Um novo relatório da Organização das Nações Unidas (ONU) alerta que o calor extremo já está colocando os sistemas agroalimentares globais sob forte pressão e ameaçando os meios de subsistência e a saúde de mais de 1 bilhão de pessoas.

O estudo foi elaborado pela Organização das Nações Unidas para Alimentação e Agricultura (FAO) e pela Organização Meteorológica Mundial (OMM). As agências destacam que as ondas de calor estão se tornando mais frequentes, intensas e duradouras, com impactos diretos sobre a agricultura, a pecuária, a pesca e as florestas.

Segundo o relatório, o cenário indica um futuro de maior incerteza, com o aquecimento global em aceleração. Dados recentes mostram que 2025 está entre os três anos mais quentes já registrados, o que tem intensificado eventos climáticos extremos em diferentes regiões do mundo.

Foto: Pixabay

O documento aponta ainda que o calor extremo atua como um “multiplicador de riscos”, agravando secas, incêndios florestais, surtos de pragas e reduzindo a produtividade das lavouras quando são ultrapassados limites críticos de temperatura. Em geral, há queda na produtividade das principais culturas quando os termômetros passam de cerca de 30°C.
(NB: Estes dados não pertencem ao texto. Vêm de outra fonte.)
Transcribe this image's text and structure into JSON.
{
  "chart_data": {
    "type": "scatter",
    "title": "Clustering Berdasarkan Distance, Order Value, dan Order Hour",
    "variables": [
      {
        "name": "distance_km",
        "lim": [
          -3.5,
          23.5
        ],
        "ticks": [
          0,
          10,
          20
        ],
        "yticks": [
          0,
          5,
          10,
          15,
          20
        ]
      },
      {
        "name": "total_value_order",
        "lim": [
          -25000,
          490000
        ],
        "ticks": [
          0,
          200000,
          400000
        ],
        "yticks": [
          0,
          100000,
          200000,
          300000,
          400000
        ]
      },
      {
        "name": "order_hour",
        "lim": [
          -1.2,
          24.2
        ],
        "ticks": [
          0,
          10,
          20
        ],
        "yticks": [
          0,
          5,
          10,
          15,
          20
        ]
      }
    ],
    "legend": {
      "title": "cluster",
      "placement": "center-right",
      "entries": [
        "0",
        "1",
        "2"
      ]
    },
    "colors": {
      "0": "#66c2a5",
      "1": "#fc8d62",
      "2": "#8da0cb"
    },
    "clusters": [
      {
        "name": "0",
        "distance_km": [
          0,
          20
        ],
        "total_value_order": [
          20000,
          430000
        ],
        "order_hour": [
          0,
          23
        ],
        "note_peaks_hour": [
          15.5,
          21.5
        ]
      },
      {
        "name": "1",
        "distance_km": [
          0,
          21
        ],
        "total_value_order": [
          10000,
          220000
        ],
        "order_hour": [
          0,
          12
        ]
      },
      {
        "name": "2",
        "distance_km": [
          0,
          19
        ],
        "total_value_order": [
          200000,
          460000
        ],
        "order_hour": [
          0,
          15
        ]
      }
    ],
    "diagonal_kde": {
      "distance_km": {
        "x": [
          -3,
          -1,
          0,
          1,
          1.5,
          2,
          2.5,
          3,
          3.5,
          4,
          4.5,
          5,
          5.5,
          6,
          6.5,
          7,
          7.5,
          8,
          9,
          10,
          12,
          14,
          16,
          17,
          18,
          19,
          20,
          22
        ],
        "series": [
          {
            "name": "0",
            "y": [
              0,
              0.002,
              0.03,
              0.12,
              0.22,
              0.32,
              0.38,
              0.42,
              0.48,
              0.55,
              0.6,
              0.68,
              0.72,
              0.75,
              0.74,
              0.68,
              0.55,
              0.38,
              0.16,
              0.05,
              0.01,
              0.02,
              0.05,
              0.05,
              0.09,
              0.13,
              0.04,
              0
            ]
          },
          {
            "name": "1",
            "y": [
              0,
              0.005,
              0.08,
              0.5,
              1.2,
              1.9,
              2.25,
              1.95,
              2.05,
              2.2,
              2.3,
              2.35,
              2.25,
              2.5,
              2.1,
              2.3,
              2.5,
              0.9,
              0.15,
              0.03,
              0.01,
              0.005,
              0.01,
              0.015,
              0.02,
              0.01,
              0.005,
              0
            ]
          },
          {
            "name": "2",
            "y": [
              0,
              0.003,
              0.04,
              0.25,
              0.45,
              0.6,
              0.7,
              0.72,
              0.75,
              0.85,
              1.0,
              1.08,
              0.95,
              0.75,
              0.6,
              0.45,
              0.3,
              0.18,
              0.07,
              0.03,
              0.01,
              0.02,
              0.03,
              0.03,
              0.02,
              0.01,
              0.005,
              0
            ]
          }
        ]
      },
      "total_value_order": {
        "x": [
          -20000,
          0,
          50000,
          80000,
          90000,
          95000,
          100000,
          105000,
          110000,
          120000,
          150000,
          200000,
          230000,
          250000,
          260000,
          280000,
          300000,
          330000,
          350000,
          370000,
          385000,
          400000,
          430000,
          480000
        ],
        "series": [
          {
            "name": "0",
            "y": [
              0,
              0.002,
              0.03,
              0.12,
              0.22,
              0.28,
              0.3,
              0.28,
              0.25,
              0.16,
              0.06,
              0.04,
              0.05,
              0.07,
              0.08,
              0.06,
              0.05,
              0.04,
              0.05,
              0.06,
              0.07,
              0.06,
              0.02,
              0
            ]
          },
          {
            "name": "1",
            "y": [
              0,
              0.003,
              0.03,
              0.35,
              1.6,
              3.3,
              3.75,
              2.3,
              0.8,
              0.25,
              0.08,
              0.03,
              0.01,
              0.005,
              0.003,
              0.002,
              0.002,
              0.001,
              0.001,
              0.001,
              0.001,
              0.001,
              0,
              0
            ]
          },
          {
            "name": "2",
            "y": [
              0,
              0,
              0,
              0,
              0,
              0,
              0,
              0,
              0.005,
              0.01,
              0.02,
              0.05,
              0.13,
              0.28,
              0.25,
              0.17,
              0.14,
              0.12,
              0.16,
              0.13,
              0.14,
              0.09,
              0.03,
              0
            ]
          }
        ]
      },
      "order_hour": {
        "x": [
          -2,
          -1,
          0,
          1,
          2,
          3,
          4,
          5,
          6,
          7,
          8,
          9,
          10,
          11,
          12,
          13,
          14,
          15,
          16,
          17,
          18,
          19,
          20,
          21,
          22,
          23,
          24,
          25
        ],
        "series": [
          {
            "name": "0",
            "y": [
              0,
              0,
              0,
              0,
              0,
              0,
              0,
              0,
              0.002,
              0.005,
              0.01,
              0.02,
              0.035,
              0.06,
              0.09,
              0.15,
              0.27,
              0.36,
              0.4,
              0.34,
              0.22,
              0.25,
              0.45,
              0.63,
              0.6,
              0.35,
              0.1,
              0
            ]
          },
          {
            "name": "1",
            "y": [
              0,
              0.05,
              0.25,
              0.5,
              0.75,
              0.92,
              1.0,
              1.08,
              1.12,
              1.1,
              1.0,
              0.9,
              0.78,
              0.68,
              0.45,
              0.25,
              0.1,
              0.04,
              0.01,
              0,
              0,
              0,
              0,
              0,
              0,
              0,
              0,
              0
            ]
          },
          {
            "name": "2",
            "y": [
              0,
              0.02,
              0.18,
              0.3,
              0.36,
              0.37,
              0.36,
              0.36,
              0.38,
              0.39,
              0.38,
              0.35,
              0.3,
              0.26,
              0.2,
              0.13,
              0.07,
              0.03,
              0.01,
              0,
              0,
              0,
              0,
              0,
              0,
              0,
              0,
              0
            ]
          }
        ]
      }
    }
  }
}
O relatório também cita casos como o do Marrocos, que enfrenta seis anos consecutivos de seca, seguidos por ondas de calor recordes.

Outro ponto de alerta é o aumento das ondas de calor marinhas. Segundo o estudo, esses eventos estão mais frequentes e têm reduzido os níveis de oxigênio nos oceanos, afetando estoques pesqueiros. Em 2024, cerca de 91% dos oceanos do mundo registraram ao menos uma onda de calor marinha.

Foto: Divulgação/IDR

As projeções indicam que os riscos tendem a crescer com o avanço do aquecimento global. O relatório estima que a intensidade dos eventos extremos de calor pode dobrar com 2°C de aquecimento e quadruplicar com 3°C, em comparação ao cenário de 1,5°C.

Também foi destacado que cada aumento de 1°C na temperatura média global pode reduzir em cerca de 6% a produção das quatro principais culturas agrícolas do mundo: milho, arroz, soja e trigo.

Diante desse cenário, FAO e OMM defendem maior coordenação entre países e o fortalecimento de sistemas de alerta climático para apoiar agricultores e pescadores na tomada de decisões. As agências afirmam ainda que ações de adaptação, isoladamente, não são suficientes para conter os impactos, e que será necessária uma resposta mais ampla diante da intensificação do calor extremo.